Monday, May. 31, 1982
Big Bean Raid
Hearings for a farmer hero
The witness had admittedly taken the law into his own hands and led a daring raid on court-protected property. Nonetheless, when he was sprung from jail on a temporary pass last week to testify in Washington on ways that farmers can be hurt by bankruptcy laws, Senators and Congressmen crowded around to shake his hand. To farmers in the dusty "bootheel" area of southeastern Missouri, and indeed to farmers all over the country, he is a hero, fighting a battle for the oppressed against unjust law. And what for? Soybeans.

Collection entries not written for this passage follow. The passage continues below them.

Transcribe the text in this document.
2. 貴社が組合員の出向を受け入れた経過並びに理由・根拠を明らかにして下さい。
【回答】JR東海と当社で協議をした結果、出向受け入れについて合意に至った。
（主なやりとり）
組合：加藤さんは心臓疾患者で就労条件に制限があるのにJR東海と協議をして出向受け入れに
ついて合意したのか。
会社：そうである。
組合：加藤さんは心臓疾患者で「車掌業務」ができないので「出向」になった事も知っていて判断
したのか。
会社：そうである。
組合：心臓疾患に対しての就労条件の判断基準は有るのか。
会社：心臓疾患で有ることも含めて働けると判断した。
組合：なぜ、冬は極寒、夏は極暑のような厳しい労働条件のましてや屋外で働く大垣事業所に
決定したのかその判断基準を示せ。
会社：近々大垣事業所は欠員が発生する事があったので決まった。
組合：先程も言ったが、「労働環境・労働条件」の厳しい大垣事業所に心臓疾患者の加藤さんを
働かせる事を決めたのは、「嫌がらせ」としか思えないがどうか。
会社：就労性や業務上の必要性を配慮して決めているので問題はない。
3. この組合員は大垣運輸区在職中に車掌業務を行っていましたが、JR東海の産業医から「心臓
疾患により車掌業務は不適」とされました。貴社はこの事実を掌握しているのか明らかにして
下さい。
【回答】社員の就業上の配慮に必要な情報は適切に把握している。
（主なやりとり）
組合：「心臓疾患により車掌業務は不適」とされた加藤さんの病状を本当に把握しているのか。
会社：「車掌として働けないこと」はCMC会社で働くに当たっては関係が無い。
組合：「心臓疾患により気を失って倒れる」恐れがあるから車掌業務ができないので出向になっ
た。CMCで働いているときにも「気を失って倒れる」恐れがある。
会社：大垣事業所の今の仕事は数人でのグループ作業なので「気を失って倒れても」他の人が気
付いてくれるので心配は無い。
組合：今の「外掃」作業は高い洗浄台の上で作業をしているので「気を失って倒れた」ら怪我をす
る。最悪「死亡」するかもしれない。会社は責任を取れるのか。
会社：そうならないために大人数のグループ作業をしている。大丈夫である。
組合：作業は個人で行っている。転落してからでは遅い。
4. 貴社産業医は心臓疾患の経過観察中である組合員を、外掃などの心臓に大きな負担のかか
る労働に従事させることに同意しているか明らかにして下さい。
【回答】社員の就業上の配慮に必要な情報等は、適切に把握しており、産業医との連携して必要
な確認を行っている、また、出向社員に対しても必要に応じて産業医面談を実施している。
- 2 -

Back in 1979, Farmer Wayne Cryts, 35, of Puxico, Mo. (pop. 833), deposited his 31,000-bu. crop of soybeans, then worth $190,000, in the Ristine elevator, 60 miles away. In exchange he received warehouse receipts, which he used to get a price-support loan of $140,000 from the federal Commodity Credit Corp. Cryts intended to store the beans until the price rose enough to make it profitable to sell them. But in August 1980, the owners of the elevator went bankrupt. Cryts feared that his beans would be sold and the money thrown into a pool on which he would have only one of dozens of competing claims. That has happened in many other cases of elevator bankruptcies. The litigation of those claims might take years, and if he ever got any money, it would be too late: he would be unable to pay his debts and might lose his farm. That, Cryts thought, "just wasn't right." Whatever the law might say, those beans were his.
As a leader of the militant American Agriculture Movement and a scion of the television age, Cryts knew what to do. He held a press conference in January 1981 to announce that if the beans were not turned over to him by Feb. 16, he would go get them. Some 3,000 farmers from Pennsylvania to California poured into Missouri's bootheel to help. On Feb. 18, Cryts led a caravan of 78 trucks, ranging from pickups to 18-wheelers, along Highway 60 to the padlocked elevator, where the group confronted a line of federal marshals and FBI agents.
It was not much of a confrontation. A marshal asked Cryts if he intended to remove the beans by force. As TV cameras whirred, Cryts replied, "I intend to remove my private property." Then the marshals and FBI agents, who made no secret of their sympathy for Cryts, obligingly stood aside while a tinworker from Kansas City jimmied a hole in the elevator's sheet-metal wall. With the marshals watching, the farmers spent two days hauling out Cryts' beans. When the farmers were finished, they repaired the sheet metal, repainted the elevator wall and neatly swept the grounds. Farmers around the country have since sold the beans on the open market, sending Cryts the proceeds. It seems unlikely that he will earn a profit: all the cash is going to pay his legal expenses, which by now are huge.
The trustee of the bankrupt warehouse brought Cryts before a federal grand jury in Missouri on a charge of theft of property under the protection of a bankruptcy court. The grand jury refused to indict Cryts, but the trustee then haled him into bankruptcy court. Federal Judge Charles W. Baker, who is hearing the bankruptcy case against the elevator, granted Cryts immunity against any further proceedings if he would divulge the names of farmers who had helped him stage the raid. Cryts refused, pleading the Fifth Amendment. Judge Baker then ordered Cryts and his family to pay $300,000 in damages to the trustee and sent the farmer to jail until he would disclose the names.
Cryts had served 17 days in the Pope County detention center in Russellville, Ark., when Kansas Senator Robert Dole, chairman of a Senate judiciary subcommittee on the courts, got him released last week on a three-day pass, later extended to five days. The handsome, deceptively mild-mannered bean farmer testified before a congressional committee on behalf of bills that would give farmers a priority claim on goods stored in bankrupt warehouses. The fate of those bills is uncertain, and so is that of Cryts: he went back to jail on Friday. Meanwhile, he has become a farmland paladin. His home town of Puxico has sprouted yellow ribbons, like those displayed for the Iran hostages, and the crowbar used to break open the elevator wall has been auctioned off for $5,000 as a memento of the Great Soybean Raid. Cryts is totally unrepentant. Said he, testifying last week: "We believe there's more justice in this country than there is any place [else] in the world. But, you know, justice is not always brought and set in your lap. Sometimes you just have to stand up and reach for it."